SpaceX’s gargantuan deep-space rocket system, Starship, safely lifted off Saturday morning but ended prematurely with an explosion and a loss of signal.
The Super Heavy booster and Starship spacecraft successfully separated after liftoff, as the Starship lit up its engines and pushed away. That process ended up destroying the Super Heavy booster, which erupted into a ball of flames over the Gulf of Mexico. But the Starship spacecraft was able to briefly continue its journey.
The Starship system made it much further into flight than the first attempt in April. The rocket and spacecraft lifted off the launchpad at 8 a.m. ET, with the Super Heavy booster igniting all 33 of its engines.
The Starship upper stage began its trip Saturday morning strapped to the top of the Super Heavy first stage, a 232-foot-tall (70.7-meter-tall) rocket. About two and a half minutes after roaring to life and vaulting off the launchpad, the Super Heavy booster expended most of its fuel, and the Starship spacecraft fired its own engines and broke away.
The Starship spacecraft used its own six engines to continue propelling itself to faster speeds.
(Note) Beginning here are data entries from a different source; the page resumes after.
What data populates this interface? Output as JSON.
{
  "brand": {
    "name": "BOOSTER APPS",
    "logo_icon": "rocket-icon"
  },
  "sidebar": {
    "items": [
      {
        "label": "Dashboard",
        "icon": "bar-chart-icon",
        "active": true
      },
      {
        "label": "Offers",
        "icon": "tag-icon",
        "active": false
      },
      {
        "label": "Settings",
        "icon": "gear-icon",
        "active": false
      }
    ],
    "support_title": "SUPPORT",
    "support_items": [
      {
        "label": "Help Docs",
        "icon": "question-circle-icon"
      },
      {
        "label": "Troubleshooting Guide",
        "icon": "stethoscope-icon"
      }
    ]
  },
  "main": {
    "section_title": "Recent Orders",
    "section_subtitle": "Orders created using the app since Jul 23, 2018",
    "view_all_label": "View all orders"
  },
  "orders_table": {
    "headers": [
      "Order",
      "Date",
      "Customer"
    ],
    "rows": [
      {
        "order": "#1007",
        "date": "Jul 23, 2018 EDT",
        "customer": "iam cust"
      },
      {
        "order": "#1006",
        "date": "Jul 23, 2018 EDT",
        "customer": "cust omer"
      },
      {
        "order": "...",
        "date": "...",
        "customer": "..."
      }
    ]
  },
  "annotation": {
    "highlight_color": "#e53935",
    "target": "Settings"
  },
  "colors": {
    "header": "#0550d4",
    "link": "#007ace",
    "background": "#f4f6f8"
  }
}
SpaceX aimed to send the spacecraft to near orbital velocities, typically around 17,500 miles per hour (28,000 kilometers per hour).
The SpaceX team awaited acquisition of signal from the spacecraft, but shared during the livestream that the “second stage was lost.”
“The automated flight termination system on second stage appears to have triggered very late in the burn as we were headed down range out over the Gulf of Mexico,” aerospace engineer John Insprucker said.
The flight termination system is essentially a self-destruct feature that SpaceX engaged to prevent the Starship from traveling off course.
“The booster experienced a rapid unscheduled disassembly shortly after stage separation while Starship’s engines fired for several minutes on its way to space,” SpaceX shared on X, formerly known as Twitter. “With a test like this, success comes from what we learn, and today’s test will help us improve Starship’s reliability as SpaceX seeks to make life multiplanetary.”
NASA is investing up to $4 billion in the rocket system with the goal of using the Starship capsule to ferry astronauts to the lunar surface for its Artemis III mission, currently slated to take off as soon as 2025.
The endeavor is aiming to return humans to the moon for the first time in five decades, and the successful completion of this test flight would bring the US space agency and SpaceX one step closer to that goal.
“Congrats to the teams who made progress on today’s flight test,” NASA administrator Bill Nelson shared on X. “Spaceflight is a bold adventure demanding a can-do spirit and daring innovation. Today’s test is an opportunity to learn — then fly again. Together @NASA and @SpaceX will return humanity to the Moon, Mars & beyond.”
“Each test represents a step closer to putting the first woman on the Moon with the #Artemis III Starship human landing system. Looking forward to seeing what can be learned from this test that moves us closer to the next milestone,” Jim Free, NASA associate administrator for exploration systems development, shared on X.